In Weka/BioWeka, we select this file in the Open dialog. Weka does not recognize the format at first (see Figure 2), so we need a converter. We choose BioWeka's CSV loader. and select the range 2-last as numeric values, as the first value of each row contains the ID (see Figure 3). After clicking "OK", we have the dataset available in the Weka GUI (see Figure 4). The filter assumes the first line to be the header and the rest to be data. As you can see in Fig. 1, you may wish to remove the EWEIGHT instance using the EDIT button in the Explorer GUI before proceeding.
Loading MAGE-ML Data
JAVA Preparation
In order to process MAGE-ML data with XSLT 2.0 , we need some preparations. First of all, we download Saxon 8.4 from sourceforge (http://saxon.sourceforge.net/). The jars need to be placed in BioWeka's lib directory, where they will automatically be included in the class path when the startup script is called. Further, we add the following line to the the jaxp.properties file in the lib directory of our JAVA installation:
javax.xml.transform.TransformerFactory=net.sf.saxon.TransformerFactoryImpl.
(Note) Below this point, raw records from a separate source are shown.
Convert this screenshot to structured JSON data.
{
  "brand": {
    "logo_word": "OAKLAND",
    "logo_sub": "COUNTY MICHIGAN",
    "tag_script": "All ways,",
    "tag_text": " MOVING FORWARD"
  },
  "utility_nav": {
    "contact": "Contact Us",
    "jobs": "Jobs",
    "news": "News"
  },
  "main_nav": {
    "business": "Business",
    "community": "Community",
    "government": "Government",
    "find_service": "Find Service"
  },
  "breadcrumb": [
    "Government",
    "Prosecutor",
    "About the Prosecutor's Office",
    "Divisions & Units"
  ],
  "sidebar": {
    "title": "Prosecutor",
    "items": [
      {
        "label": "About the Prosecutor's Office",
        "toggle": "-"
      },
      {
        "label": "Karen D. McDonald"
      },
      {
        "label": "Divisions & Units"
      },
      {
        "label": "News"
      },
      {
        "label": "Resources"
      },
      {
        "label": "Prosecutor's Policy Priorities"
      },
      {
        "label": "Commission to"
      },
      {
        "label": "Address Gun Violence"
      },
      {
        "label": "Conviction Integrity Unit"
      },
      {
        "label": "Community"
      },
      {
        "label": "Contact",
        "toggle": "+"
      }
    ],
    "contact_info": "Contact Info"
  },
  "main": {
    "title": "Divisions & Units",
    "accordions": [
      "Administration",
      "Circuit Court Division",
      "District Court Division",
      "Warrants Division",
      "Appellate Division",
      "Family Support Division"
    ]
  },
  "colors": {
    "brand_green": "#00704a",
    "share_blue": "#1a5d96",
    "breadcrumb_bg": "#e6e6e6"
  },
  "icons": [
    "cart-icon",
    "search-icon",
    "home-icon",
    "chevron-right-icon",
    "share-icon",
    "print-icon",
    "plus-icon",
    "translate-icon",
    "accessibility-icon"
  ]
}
If this file does not exist already, we can simply copy it from BioWeka's "etc/stylesheets" directory. Now Saxon is the default processor for XSLT. These preparations have to be done only once before the first MAGE-ML file can be imported.
Data Preparation
Another important thing one has to keep in mind is the MAGE-ML.dtd. In the header of a MAGE-ML file, this DTD has to be referenced correctly, such that the processor can find it. If this is not the case, as in some files one finds references to DTDs somewhere in the local filesystem of the person who created the file, one has to correct this reference. A simple workaround is to download the MAGE-ML.dtd file and put it into the working directory together with the MAGE-ML file one wants to import. Then the reference in the header can be simply set to
<!DOCTYPE MAGE-ML SYSTEM "MAGE-ML.dtd">.
MAGE-ML and DataExternal
We use a dataset downloaded from sgdlite (see above) for this tutorial, namely
the experiment data from Preiss et al., 2003, Nat. Struct. Biol. 10(12):1039-47.
This dataset consists of a MAGE-ML file and a number of text files that are referenced in the
XML file as external data referenced by DataExternal elements
(please note that MAGE-ML is basically a description
of the experiment and its parameters and does not necessarily contain the expression
data itself). We select the XML file in the Open dialog. Again, Weka does not
recognize the format, so we choose BioWeka's XslXmlLoader and choose the MAGE-ML
stylesheet from BioWeka's "etc/stylesheets" directory (see Figure 5).
As the result, the first table referenced as external data in the XML file is loaded into BioWeka (see Figure 6). All other tables are converted into ARFF format and stored on disk in the directory where the XML file was selected (see Figure 7) for future use.
MAGE-ML and DataInternal
Alternatively, the same stylesheet can deal with data that is stored in MAGE-ML
files as DataInternal elements. Again, the first dataset will be loaded and the
following datasets will be stored on disk. The names will be chosen according to
the positions in the XML file. The content of each internal data element will
be regarded as an individual dataset.